I did it again.
I went on Abebooks and bought another volume of the Illustrated London News I discovered another poor, abandoned volume of a nineteenth-century newspaper, sitting in a corner, crying piteously, so of course, I had to adopt it. I mean, how could I leave it there, out in the cold, with nobody to cherish it?!?! And so I… um… adopted it. đź™‚
In truth, it’s a volume I’ve been trying to hunt down for quite some time. The last time it became available at a decent price, I waited too long and somebody snatched it up before me. But this time, I got lucky. And now it’s ALL MINE!!!
As always, it’s an utter delight to leaf through the volume. There are so many things to discover! The ads alone are extremely intriguing. (At this point in time – 1845 – ads were still text based, rather than illustrated, because of the tax on ads. I talked about this in my last post here.)
And remember when I talked about Victorian street food? Well, it would appear that the West India pineapples that were sold in London’s streets in 1845 weren’t such a big hit…
In the illustration you can see the kind of handcart from which street vendors would sell their wares. This pineapple seller has a very simple cart; those who sold soup or coffee would have had much more sophisticated carts, with heaters to keep their wares warm.

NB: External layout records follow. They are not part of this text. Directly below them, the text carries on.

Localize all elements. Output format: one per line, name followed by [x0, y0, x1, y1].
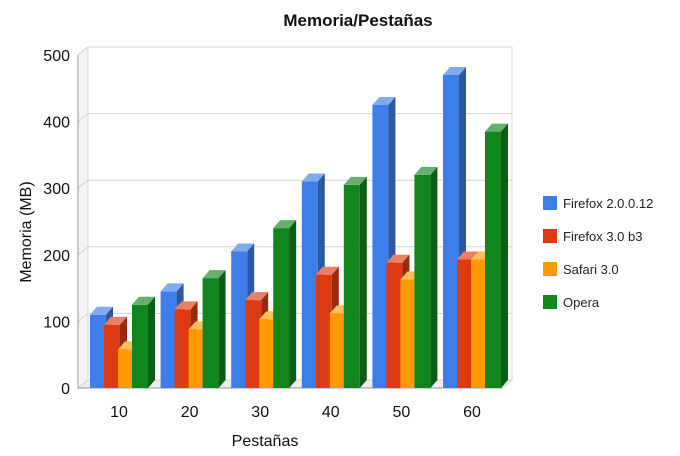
- bar: [414, 166, 438, 388]
- bar: [273, 220, 297, 388]
- back-wall: [87, 46, 513, 381]
- bar-top: [485, 123, 508, 132]
- x-tick-label: 50: [393, 404, 411, 421]
- bar-side: [501, 123, 508, 388]
- x-tick-label: 60: [463, 404, 481, 421]
- legend-label: Safari 3.0: [563, 262, 619, 277]
- bar-top: [414, 166, 438, 175]
- bar-top: [443, 66, 466, 75]
- bar-front: [118, 349, 134, 388]
- y-tick-label: 0: [61, 381, 70, 398]
- legend-swatch: [543, 229, 557, 243]
- bar-front: [471, 259, 487, 388]
- bar-top: [160, 283, 184, 292]
- plot-area: 0 100 200 300 400 500 10 20 30 40 50 60: [43, 45, 514, 421]
- bar-top: [301, 173, 325, 182]
- bar-front: [202, 278, 219, 388]
- bar-front: [414, 174, 431, 388]
- legend-label: Firefox 2.0.0.12: [563, 196, 653, 211]
- x-tick-label: 40: [322, 404, 340, 421]
- bar-front: [188, 329, 205, 388]
- bar-top: [132, 296, 155, 305]
- y-axis-label: Memoria (MB): [18, 181, 35, 282]
- bar-front: [301, 181, 318, 388]
- y-tick-label: 300: [43, 181, 70, 198]
- bar-top: [202, 270, 226, 279]
- bar-front: [104, 324, 120, 388]
- bar-front: [245, 300, 262, 388]
- y-tick-label: 500: [43, 48, 70, 65]
- legend: Firefox 2.0.0.12 Firefox 3.0 b3 Safari 3.0…: [543, 196, 653, 310]
- x-axis-label: Pestañas: [232, 433, 299, 450]
- bar-front: [400, 279, 417, 388]
- bar-front: [273, 228, 290, 388]
- bar-top: [273, 220, 297, 229]
- bar: [485, 123, 508, 388]
- bar-front: [485, 131, 501, 388]
- bar: [132, 296, 155, 388]
- gridline-side: [77, 113, 89, 122]
- bar-front: [160, 291, 177, 388]
- gridline-side: [77, 379, 89, 389]
- bar-top: [245, 292, 269, 301]
- y-tick-label: 100: [43, 314, 70, 331]
- bar-front: [329, 313, 346, 388]
- gridline-side: [77, 246, 89, 256]
- legend-swatch: [543, 262, 557, 276]
- bar-side: [430, 166, 438, 388]
- bar-side: [359, 176, 367, 388]
- bar-side: [148, 296, 155, 388]
- bar-front: [132, 304, 148, 388]
- gridline-side: [77, 179, 89, 189]
- x-tick-label: 10: [110, 404, 128, 421]
- bar: [343, 176, 367, 388]
- bar-top: [315, 266, 339, 275]
- legend-swatch: [543, 295, 557, 309]
- bar-front: [372, 104, 389, 388]
- bar: [202, 270, 226, 388]
- bar-top: [231, 243, 255, 252]
- bar-top: [372, 96, 396, 105]
- bar-front: [457, 259, 473, 388]
- chart-title: Memoria/Pestañas: [283, 11, 432, 30]
- bar-front: [90, 314, 106, 388]
- y-tick-label: 400: [43, 115, 70, 132]
- bar-front: [315, 274, 332, 388]
- gridline-side: [77, 313, 89, 322]
- bar-side: [218, 270, 226, 388]
- bar-top: [174, 301, 198, 310]
- bar-front: [386, 262, 403, 388]
- left-wall: [77, 45, 89, 390]
- bar-top: [386, 254, 410, 263]
- bar-front: [174, 309, 191, 388]
- y-tick-label: 200: [43, 248, 70, 265]
- legend-swatch: [543, 196, 557, 210]
- bar-side: [289, 220, 297, 388]
- bar-top: [343, 176, 367, 185]
- bar-front: [443, 74, 459, 388]
- gridline-side: [77, 46, 89, 56]
- bar-front: [259, 319, 276, 388]
- bar-front: [231, 251, 248, 388]
- x-tick-label: 20: [181, 404, 199, 421]
- bar-top: [90, 306, 113, 315]
- bar-front: [343, 184, 360, 388]
- x-tick-label: 30: [251, 404, 269, 421]
- legend-label: Firefox 3.0 b3: [563, 229, 643, 244]
- legend-label: Opera: [563, 295, 600, 310]
- bar-top: [104, 316, 127, 325]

From time to time, nineteenth-century periodicals would also include sheet music – the kind of song that would have been suitable for a young woman to perform at an evening entertainment in order to show off her singing voice and her skills on the piano. These songs were often quite sentimental like this example from the issue of 25 October 1845. It’s called “My Writing Desk” – which is the place where people would have kept letters they received from family and dear friends. And this is exactly what this song is about.
The first stanza reads:
My writing desk is the home of my treasure,
My desk is the shrine of my care;
Oh! all I have loved beyond measure
Have left me some dear relics there,
Have left me some dear relics there.
The dry leaves of long perish’d flowers,
Whose perfume has lingered behind,
Have made them as sweet as the hours
Those dear relics bring to my mind.
This volume is the second bi-annual volume of 1845, meaning it will most likely include a Christmas special. I haven’t yet looked because I’m kind of keeping the December issues as a special pre-holiday treat.